Indicator down in March
By Eric van Puyvelde | Thursday 29 March 2012
After improving in January and February, the economic sentiment indicator (ESI) decreased in March by 0.8 points in the EU and by 0.1 points in the eurozone, to 93.2 and 94.4, respectively. The decline was mainly driven by decreasing confidence in the industry and construction sectors. By contrast, confidence increased among consumers and in the services and retail trade sectors. This is revealed by the monthly report on the economic climate, which was published, on 29 March, by the European Commission.
Among the largest member states, the UK (-2.5) reported the biggest decrease in sentiment, followed by Germany (-2.4), the Netherlands (-1.3) and Spain (-1.1). By contrast, sentiment improved in Italy (+3.5), Poland (+2.2) and France (+2).
Confidence in industry worsened markedly in both the EU (-1.8) and the eurozone (-1.5). In both regions, managers’ assessment of their companies’ past production and current level of order books deteriorated. At the EU level, also the current assessment of stocks of finished products and export order books deteriorated. However, managers’ production expectations remained broadly stable. Confidence in services improved in both the EU (+0.8) and the eurozone (+0.6). In the EU, managers revised their employment plans upwards in all business sectors except construction. Confidence among consumers improved by 0.8 points in the EU and by 1.2 points in the eurozone, mainly on the back of a strong increase in consumers’ expectations about the general economic situation and an easing of unemployment fears in both regions. Consumers’ assessment of their own financial situation improved slightly in the eurozone, but remained unchanged in the EU.
The ‘Employment and social situation quarterly review’, also released on 29 March by the Commission, shows that, after a moderate recovery during 2010 and early 2011, the European labour market contracted again in the second half of 2011. Since spring 2011, the number of unemployed has been steadily increasing.

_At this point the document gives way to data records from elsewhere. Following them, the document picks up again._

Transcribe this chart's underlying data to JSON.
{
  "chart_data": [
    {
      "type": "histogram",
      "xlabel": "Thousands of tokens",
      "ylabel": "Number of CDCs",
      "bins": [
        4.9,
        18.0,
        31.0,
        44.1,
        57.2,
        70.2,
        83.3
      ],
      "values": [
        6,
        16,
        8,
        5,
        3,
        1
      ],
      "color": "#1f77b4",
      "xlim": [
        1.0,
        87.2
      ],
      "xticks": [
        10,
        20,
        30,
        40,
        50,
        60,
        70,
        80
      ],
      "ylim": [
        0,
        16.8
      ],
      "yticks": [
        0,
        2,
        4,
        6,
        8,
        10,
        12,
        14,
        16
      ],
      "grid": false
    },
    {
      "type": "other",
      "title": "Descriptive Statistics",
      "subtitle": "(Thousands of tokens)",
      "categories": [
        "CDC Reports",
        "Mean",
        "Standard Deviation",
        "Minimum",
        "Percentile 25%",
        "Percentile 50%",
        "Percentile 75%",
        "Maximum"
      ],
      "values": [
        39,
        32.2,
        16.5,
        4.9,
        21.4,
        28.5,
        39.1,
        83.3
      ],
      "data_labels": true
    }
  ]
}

This new rise has brought unemployment rate to a new high at 10.1 % in January. All large member states, including Germany, are now facing deteriorating labour market prospects, while divergence in performance remains high across member states. To address these challenges, the Commission has confirmed that in April – most likely on 18 April – it will present an employment package. This package will identify opportunities for labour market reforms and job creation (for example ‘green’ jobs, ‘white’ jobs, ICT sector) and set out how EU funds can be used to make long-term investments in human capital.